Pierre SALIGNON, Directeur général action humanitaire

(1) MDM mène également des actions dans des régions qui voient transiter les migrants, au Maroc, en Algérie, au Mali où encore sur le continent nord-américain à la frontière entre le Mexique et les USA. L’association intervient depuis longtemps dans plusieurs régions d’émigration, l’Afrique subsaharienne, l’Asie du sud est, l’Amérique Latine, mais aussi des pays actuellement en guerre, Afghanistan et Somalie.


*http://hdr.undp.org/fr/rapports/mondial/rmdh2009/

Rapport mondial sur
le développement humain 2009

Lever les barrières :
Mobilité et développement humains

Le sens profond du développement humain est de mettre les personnes au centre du développement. Cela signifie que les êtres humains réalisent leur potentiel, élargissent leurs choix et profitent de leur liberté pour mener les vies auxquelles ils tiennent. Depuis 1990, les Rapports annuels sur le développement humain ont examiné les défis tels que la pauvreté, les sexospécifités, la démocratie, les droits de l’homme, la liberté culturelle, la mondialisation, la pénurie en eau et le changement climatique.

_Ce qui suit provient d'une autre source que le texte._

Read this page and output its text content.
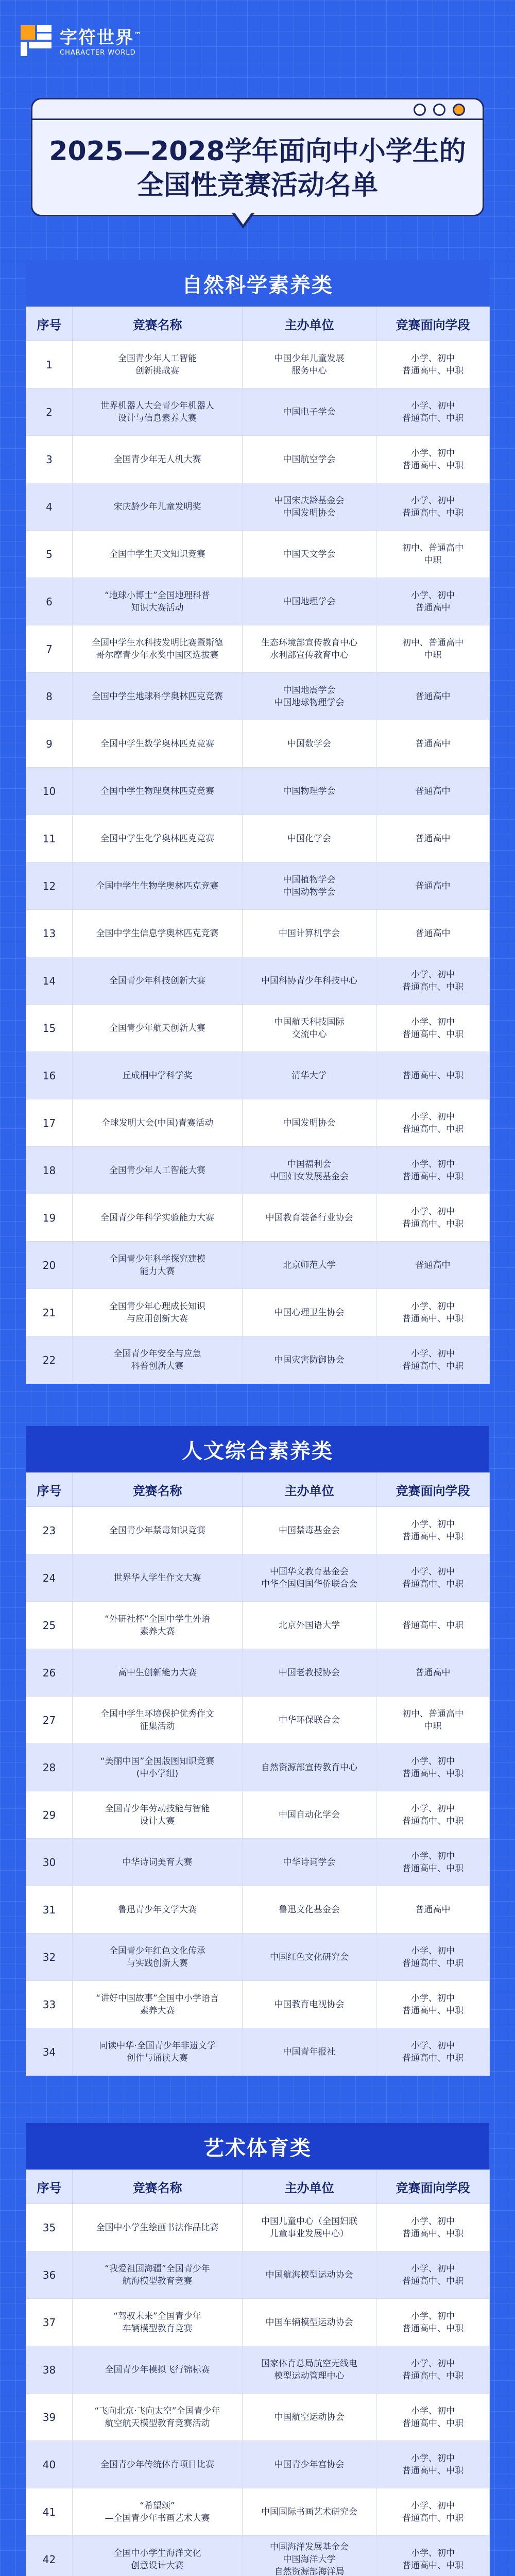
字符世界™
CHARACTER WORLD
2025—2028学年面向中小学生的
全国性竞赛活动名单
自然科学素养类
序号	竞赛名称	主办单位	竞赛面向学段
1	全国青少年人工智能
创新挑战赛	中国少年儿童发展
服务中心	小学、初中
普通高中、中职
2	世界机器人大会青少年机器人
设计与信息素养大赛	中国电子学会	小学、初中
普通高中、中职
3	全国青少年无人机大赛	中国航空学会	小学、初中
普通高中、中职
4	宋庆龄少年儿童发明奖	中国宋庆龄基金会
中国发明协会	小学、初中
普通高中、中职
5	全国中学生天文知识竞赛	中国天文学会	初中、普通高中
中职
6	“地球小博士”全国地理科普
知识大赛活动	中国地理学会	小学、初中
普通高中
7	全国中学生水科技发明比赛暨斯德
哥尔摩青少年水奖中国区选拔赛	生态环境部宣传教育中心
水利部宣传教育中心	初中、普通高中
中职
8	全国中学生地球科学奥林匹克竞赛	中国地震学会
中国地球物理学会	普通高中
9	全国中学生数学奥林匹克竞赛	中国数学会	普通高中
10	全国中学生物理奥林匹克竞赛	中国物理学会	普通高中
11	全国中学生化学奥林匹克竞赛	中国化学会	普通高中
12	全国中学生生物学奥林匹克竞赛	中国植物学会
中国动物学会	普通高中
13	全国中学生信息学奥林匹克竞赛	中国计算机学会	普通高中
14	全国青少年科技创新大赛	中国科协青少年科技中心	小学、初中
普通高中、中职
15	全国青少年航天创新大赛	中国航天科技国际
交流中心	小学、初中
普通高中、中职
16	丘成桐中学科学奖	清华大学	普通高中、中职
17	全球发明大会(中国)青赛活动	中国发明协会	小学、初中
普通高中、中职
18	全国青少年人工智能大赛	中国福利会
中国妇女发展基金会	小学、初中
普通高中、中职
19	全国青少年科学实验能力大赛	中国教育装备行业协会	小学、初中
普通高中、中职
20	全国青少年科学探究建模
能力大赛	北京师范大学	普通高中
21	全国青少年心理成长知识
与应用创新大赛	中国心理卫生协会	小学、初中
普通高中、中职
22	全国青少年安全与应急
科普创新大赛	中国灾害防御协会	小学、初中
普通高中、中职
人文综合素养类
序号	竞赛名称	主办单位	竞赛面向学段
23	全国青少年禁毒知识竞赛	中国禁毒基金会	小学、初中
普通高中、中职
24	世界华人学生作文大赛	中国华文教育基金会
中华全国归国华侨联合会	小学、初中
普通高中、中职
25	“外研社杯”全国中学生外语
素养大赛	北京外国语大学	普通高中、中职
26	高中生创新能力大赛	中国老教授协会	普通高中
27	全国中学生环境保护优秀作文
征集活动	中华环保联合会	初中、普通高中
中职
28	“美丽中国”全国版图知识竞赛
(中小学组)	自然资源部宣传教育中心	小学、初中
普通高中、中职
29	全国青少年劳动技能与智能
设计大赛	中国自动化学会	小学、初中
普通高中、中职
30	中华诗词美育大赛	中华诗词学会	小学、初中
普通高中、中职
31	鲁迅青少年文学大赛	鲁迅文化基金会	普通高中
32	全国青少年红色文化传承
与实践创新大赛	中国红色文化研究会	小学、初中
普通高中、中职
33	“讲好中国故事”全国中小学语言
素养大赛	中国教育电视协会	小学、初中
普通高中、中职
34	同读中华·全国青少年非遗文学
创作与诵读大赛	中国青年报社	小学、初中
普通高中、中职
艺术体育类
序号	竞赛名称	主办单位	竞赛面向学段
35	全国中小学生绘画书法作品比赛	中国儿童中心（全国妇联
儿童事业发展中心）	小学、初中
普通高中、中职
36	“我爱祖国海疆”全国青少年
航海模型教育竞赛	中国航海模型运动协会	小学、初中
普通高中、中职
37	“驾驭未来”全国青少年
车辆模型教育竞赛	中国车辆模型运动协会	小学、初中
普通高中、中职
38	全国青少年模拟飞行锦标赛	国家体育总局航空无线电
模型运动管理中心	小学、初中
普通高中、中职
39	“飞向北京·飞向太空”全国青少年
航空航天模型教育竞赛活动	中国航空运动协会	小学、初中
普通高中、中职
40	全国青少年传统体育项目比赛	中国青少年宫协会	小学、初中
普通高中、中职
41	“希望颂”
—全国青少年书画艺术大赛	中国国际书画艺术研究会	小学、初中
普通高中、中职
42	全国中小学生海洋文化
创意设计大赛	中国海洋发展基金会
中国海洋大学
自然资源部海洋局	小学、初中
普通高中、中职
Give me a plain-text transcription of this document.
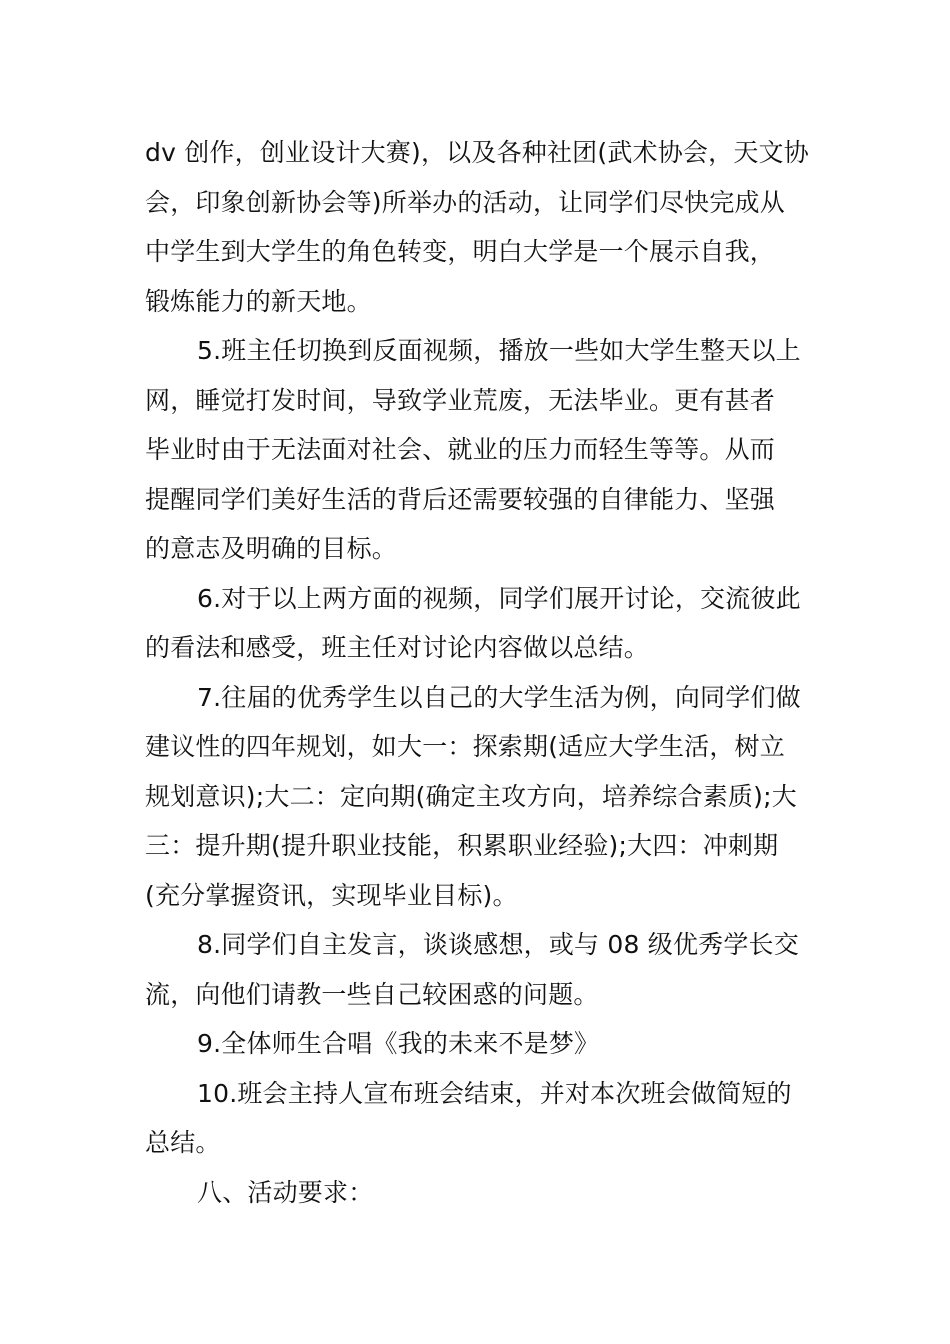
dv 创作，创业设计大赛)，以及各种社团(武术协会，天文协
会，印象创新协会等)所举办的活动，让同学们尽快完成从
中学生到大学生的角色转变，明白大学是一个展示自我，
锻炼能力的新天地。

5.班主任切换到反面视频，播放一些如大学生整天以上
网，睡觉打发时间，导致学业荒废，无法毕业。更有甚者
毕业时由于无法面对社会、就业的压力而轻生等等。从而
提醒同学们美好生活的背后还需要较强的自律能力、坚强
的意志及明确的目标。

6.对于以上两方面的视频，同学们展开讨论，交流彼此
的看法和感受，班主任对讨论内容做以总结。

7.往届的优秀学生以自己的大学生活为例，向同学们做
建议性的四年规划，如大一：探索期(适应大学生活，树立
规划意识);大二：定向期(确定主攻方向，培养综合素质);大
三：提升期(提升职业技能，积累职业经验);大四：冲刺期
(充分掌握资讯，实现毕业目标)。

8.同学们自主发言，谈谈感想，或与 08 级优秀学长交
流，向他们请教一些自己较困惑的问题。

9.全体师生合唱《我的未来不是梦》

10.班会主持人宣布班会结束，并对本次班会做简短的
总结。

八、活动要求：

Les migrations, à la fois à l’intérieur et au-delà des frontières, sont devenues un thème d’une importance croissante dans les débats nationaux et internationaux, et elles sont le thème central du Rapport mondial sur le développement humain 2009 (RDH09). Le point de départ est que la distribution des capacités à l’échelle mondiale est extraordinairement inégale, et que ceci constitue un facteur majeur d’entraînement incitant les personnes à se déplacer. Les migrations peuvent élargir leurs choix, par exemple du point de vue des revenus, de l’accès aux services et de la participation, mais les opportunités qui s’ouvrent aux personnes varient entre celles qui sont les mieux loties et celles dont les compétences et les atouts sont limités. Ces inégalités sous-jacentes, qui peuvent être aggravées par les distorsions entre les politiques publiques, sont l’un des thèmes du Rapport.

Le Rapport enquête sur les migrations dans le contexte des évolutions et tendances démographiques à la fois en termes de croissance et d’inégalités. Il présente également des expériences individuelles, familiales et au niveau des villages, plus détaillées et nuancées et examine les trajectoires moins visibles que poursuivent généralement les groupes désavantagés, telles que les migrations à court terme et saisonnières.

Il existe toute une série d’éléments d’appréciation à propos des impacts positifs des migrations sur le développement humain, à travers des possibilités telles que l’augmentation des revenus des foyers et l’amélioration de l’accès à l’éducation et aux services de santé. Selon des données supplémentaires, tout porte à croire que les migrations peuvent donner des moyens d’action aux groupes traditionnellement désavantagés, en particulier les femmes. En même temps, les risques qui pèsent sur le développement humain sont également présents là où les migrations constituent une réaction à des menaces et à un déni du choix, et là où les possibilités normales de mouvement sont limitées.

Les politiques nationales et locales jouent un rôle crucial en permettant de mieux atteindre des résultats en matière de développement humain au profit des personnes qui choisissent d’émigrer pour améliorer leur situation comme au profit de toutes celles qui sont forcées de se déplacer en raison de conflits, de la dégradation de l’environnement ou pour d’autres raisons encore. Des restrictions mises en place par le pays d’accueil peuvent à la fois augmenter les coûts et les risques des migrations. Parallèlement, des résultats négatifs peuvent apparaître au niveau des pays dans lesquels les droits civiques fondamentaux, tels que le droit de vote, l’éducation et les soins de santé, sont refusés à ceux qui se sont déplacés à travers les limites provinciales pour travailler et vivre. Le RDH09 montre de quelle manière une approche du développement humain peut représenter un moyen de résoudre certains des problèmes sous-jacents qui fragilisent les avantages potentiels de la mobilité et/ou forcent les gens à la migration.